Organizational culture is important. All high-performing companies have a unique and differentiated culture. A culture that runs through the organization. It’s difficult to grow sustainably without great organizational culture. So, what is this mysterious culture about? Put simply, it’s the environment which surrounds an employee at work all the time. Its manifest in the way people talk to each other, how work gets done and how decisions are made. In most cases, a company culture is implied. It’s just there! It isn’t explicitly defined. That isn’t necessarily a bad thing in companies with a great culture, where people are happy, and work is going along well. If you have grumpy employees, or people don’t seem very keen to cooperate with each other, then the culture needs to be spelt out.

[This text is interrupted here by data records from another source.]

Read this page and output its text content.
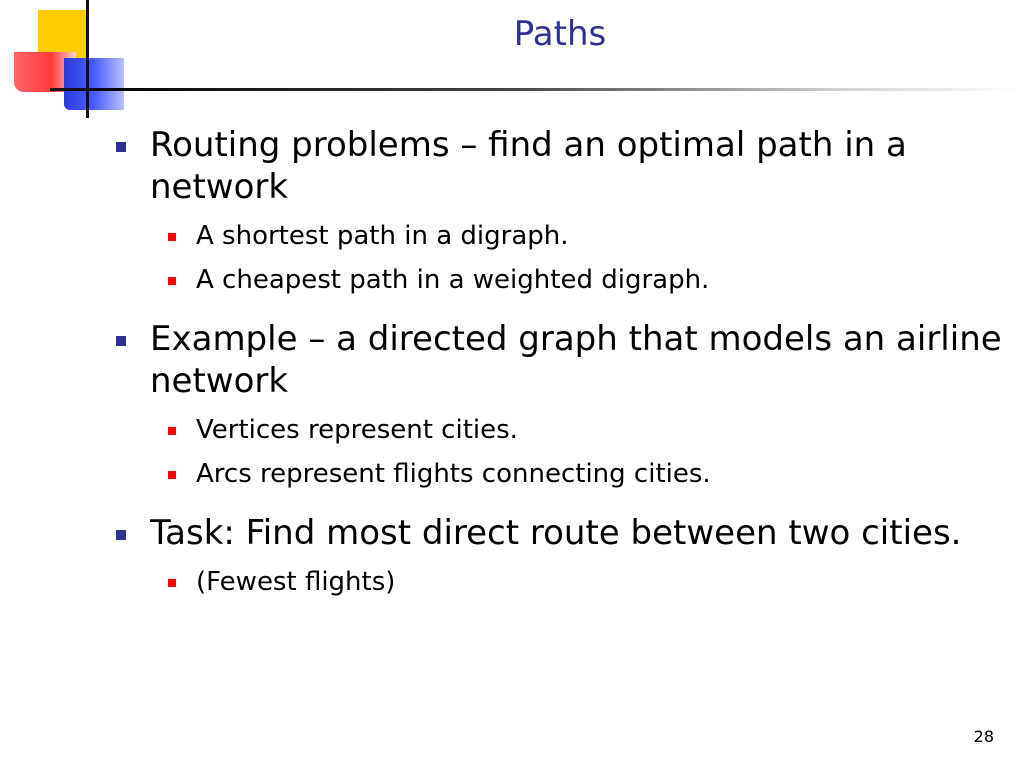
Paths
Routing problems – find an optimal path in a network
A shortest path in a digraph.
A cheapest path in a weighted digraph.
Example – a directed graph that models an airline network
Vertices represent cities.
Arcs represent flights connecting cities.
Task: Find most direct route between two cities.
(Fewest flights)
28
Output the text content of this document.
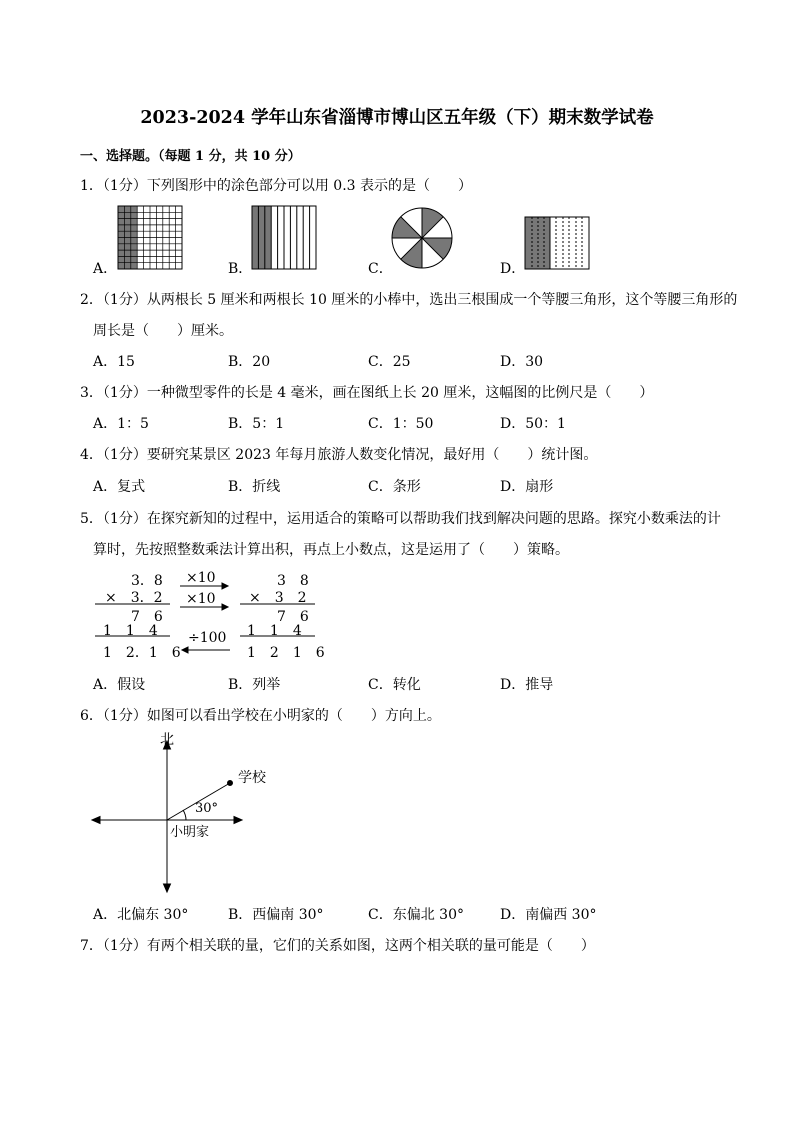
2023-2024 学年山东省淄博市博山区五年级（下）期末数学试卷
一、选择题。（每题 1 分，共 10 分）
1．（1分）下列图形中的涂色部分可以用 0.3 表示的是（　　）
A．	B．	C．	D．
2．（1分）从两根长 5 厘米和两根长 10 厘米的小棒中，选出三根围成一个等腰三角形，这个等腰三角形的
周长是（　　）厘米。
A．15	B．20	C．25	D．30
3．（1分）一种微型零件的长是 4 毫米，画在图纸上长 20 厘米，这幅图的比例尺是（　　）
A．1：5	B．5：1	C．1：50	D．50：1
4．（1分）要研究某景区 2023 年每月旅游人数变化情况，最好用（　　）统计图。
A．复式	B．折线	C．条形	D．扇形
5．（1分）在探究新知的过程中，运用适合的策略可以帮助我们找到解决问题的思路。探究小数乘法的计
算时，先按照整数乘法计算出积，再点上小数点，这是运用了（　　）策略。
3．8
×　3．2
7　6
1　1　4
1　2．1　6
×10
×10
÷100
3　8
×　3　2
7　6
1　1　4
1　2　1　6
A．假设	B．列举	C．转化	D．推导
6．（1分）如图可以看出学校在小明家的（　　）方向上。
北
学校
30°
小明家
A．北偏东 30°	B．西偏南 30°	C．东偏北 30°	D．南偏西 30°
7．（1分）有两个相关联的量，它们的关系如图，这两个相关联的量可能是（　　）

Classical musicians are a great parallel we can draw from. They need to read music to get the best notes out to create beautiful music. Likewise, it takes an explicit culture to get the best out of your people. Taking the metaphor further, like any good orchestra, in a great culture everyone knows their role in the team. With the leader performing the role of the maestro. A western orchestra contains 4 key sections- the Strings, Brass, Woodwinds and Percussion. Similarly, an organization has 4 key areas to focus on to enable a great culture. And the 4 are (drum roll) ….
Instrument #1: The Strings
The Strings in an orchestra provide the harmony or the melody. Forming the largest group in an orchestra, it includes the violins, the violas and the cello. The ‘Strings’ in an organization are your unique vision and strategic plan. And the alignment of that strategy to each employee. If vision and strategy are clear and known across the organization, key attributes of a good culture such as a sense of belonging and ownership become automatic.
Instrument #2: The Brass
The Brass section (trumpets, tuba etc.) provides the brilliance to the music. It can play louder than any other section of the orchestra. But does so only if it fits into the rest of the music. The ‘Brass’ in an organization are your star employees. A result-oriented culture is encouraged if star employees are managed well. And that encourages continuous learning and growing. Unlike an orchestra, the Brass section in an organization doesn’t stay static. Every employee should be encouraged to and can be a super-star. Though you need to make sure that the trumpet-blowers don’t grow at the expense of the rest of the team!
Instrument #3: The Woodwinds
The Woodwinds (flute, oboe etc.) can be used for just about anything! They can be used in a starring as well as a secondary role in an orchestra. The ‘Woodwinds’ in an organization are your systems and processes. Frequently overlooked, broken systems and processes create a significant amount of inter-departmental and inter-employee strife. Every department feels that the other departments are not doing much. And that creates significant heartburn. Everyone should be clear on how to perform a task, and who’s responsible for doing it. These obviously need to link in to your strategy, organizational structure and job roles.
Proper systems, processes and role definitions allow a culture of trust and team-work. And for that trust to be there, an open and honest process of communication is also required.
Instrument #4: The Percussion
The Percussion (drums, cymbals etc.) provide the tempo and the rhythm to the music. They add excitement and colour to the music. In an organization, the Percussion is your work environment. That includes a variety of things to seemingly inane (but not!) elements like lighting, coffee availability or desk space to others like offsites, team lunches and the office dartboard. These help in adding the colour to the job- a fun culture. That said, think of the percussion as the cherry on top of a cake. Very desirable, but not-so-much without the cake- a.k.a. the Strings, the Brass and the Woodwinds.
Putting it all together
The orchestra metaphor is to drive home the point that many instruments – strategy, systems & processes, star-performers and work environment- are required to enable a great culture. And the magic ingredient that ties it all together? The maestro or the leader.
Culture is learned through interaction. So that’s where the maestro (leader) plays a critical role. S/he needs to keep defining and redefining each instrument. And keep communicating about these instruments. And encourage behaviours that add flavour to the culture.
So, ultimately, it’s the leader who is the most important in defining a culture. Ever noticed how an organization with an angry person at the top, has a lot of angry people in the organization?
So Maestro, go ahead define your organisations culture and create your own symphony!